肌が粟立つ!マジ!戦慄!!「残穢」

家に置いておくのは怖い!という感想が多く、
怖くてとても読めないと思っていた、小野不由美さんの
「残穢」を読みました。
この作品、山本周五郎賞受賞作です。

確かに、この本は家においておきたくないくらい怖いです。

残穢

「私」という語り手は多分、小野先生本人ではないかと思います。
作家で若いころはライト系の小説のあとがきに、怖い話を募集していたと
書かれているので・・・・。
その頃から「私」の作品を愛読してくれいている、ファンの
女性(仮に久保さん)から、久しぶりに怖い話が届いた。
内容は、引っ越し先のマンションで、怪異現象が頻発するというものだった。
何かが畳を擦る音が聞こえる。さらに、帯のようなものが寝室の床を這うのを見た!

この怪異現象に何かひっかかるものを感じた「私」は、過去に読者から
寄せられた怪談話を探した。
そして、比較的近年に届いた手紙の中に、久保さんと同じ住所のものがあった。
マンション名は書かれていないが、町名・番地が同じものだった。
その手紙の主は女性(仮に屋嶋さん)で、一児の母だった。
屋嶋さんは、半年前ほど前に現在のマンションに引っ越してきたが
越して以来、2歳になる子供の様子が可怪しい。何もない宙をよく見つめている。
何があるのか尋ねると、「ぶらんこ」という。

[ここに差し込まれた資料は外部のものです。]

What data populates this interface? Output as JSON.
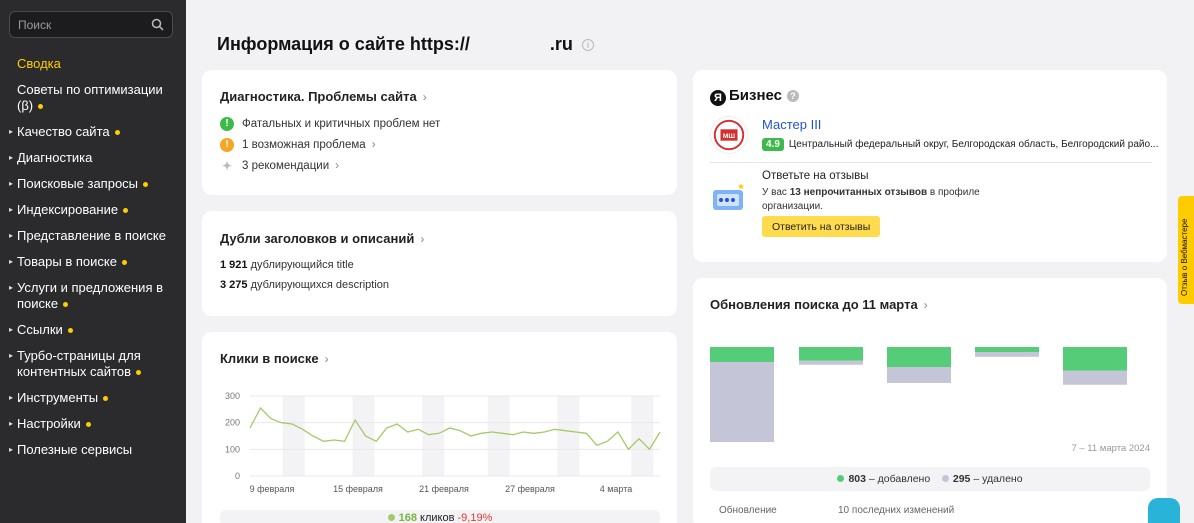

子どもの目には、そこに
ぶら下がって揺れている何かが見えるらしい。
さらに床を何かが這う音も聞こえたというものだった。

同じマンションの違う部屋で、似たような怪異現象が起こるものなのか?
「私」は、その怪異現象の原因をつきとめるために、久保さんと一緒に
調べ始めた。

怪異現象の原因を辿っていくと、マンションの建っていた土地を
巡る因縁めいた話に突き当たった・・・。
そしてその土地に住んでいたそれぞれの家族は、なんらかの理由で
よその土地へ越している・・・。
現代から遡って、バブル期、高度成長期、戦後期、戦前、明治大正期まで
調べ、たどり着いた怪異現象の元は、多岐に及んでいた。
だが、その大本はたった一つの「家」なのだ。
その家、土地で起こった悲惨な事件が、怪異を起こし、穢れとなって
伝染してゆく・・・。それは人であったり、土地であったり、家であったり・・。

その過程を読んでいるだけで、肌が粟立つ。怪異現象そのものはそれほど
強烈ではないのに、何がそんなに怖いのか!
触れてはいけないタブーな怪談・・・。
さらに「伝染する」というその言葉に衝撃を受けた。

あまりに怖すぎて、もうこの本を開きたくない・・・。

『残穢』
著者:小野不由美
出版社:新潮社
価格:¥1,600(税別)7月下旬に文庫発売予定。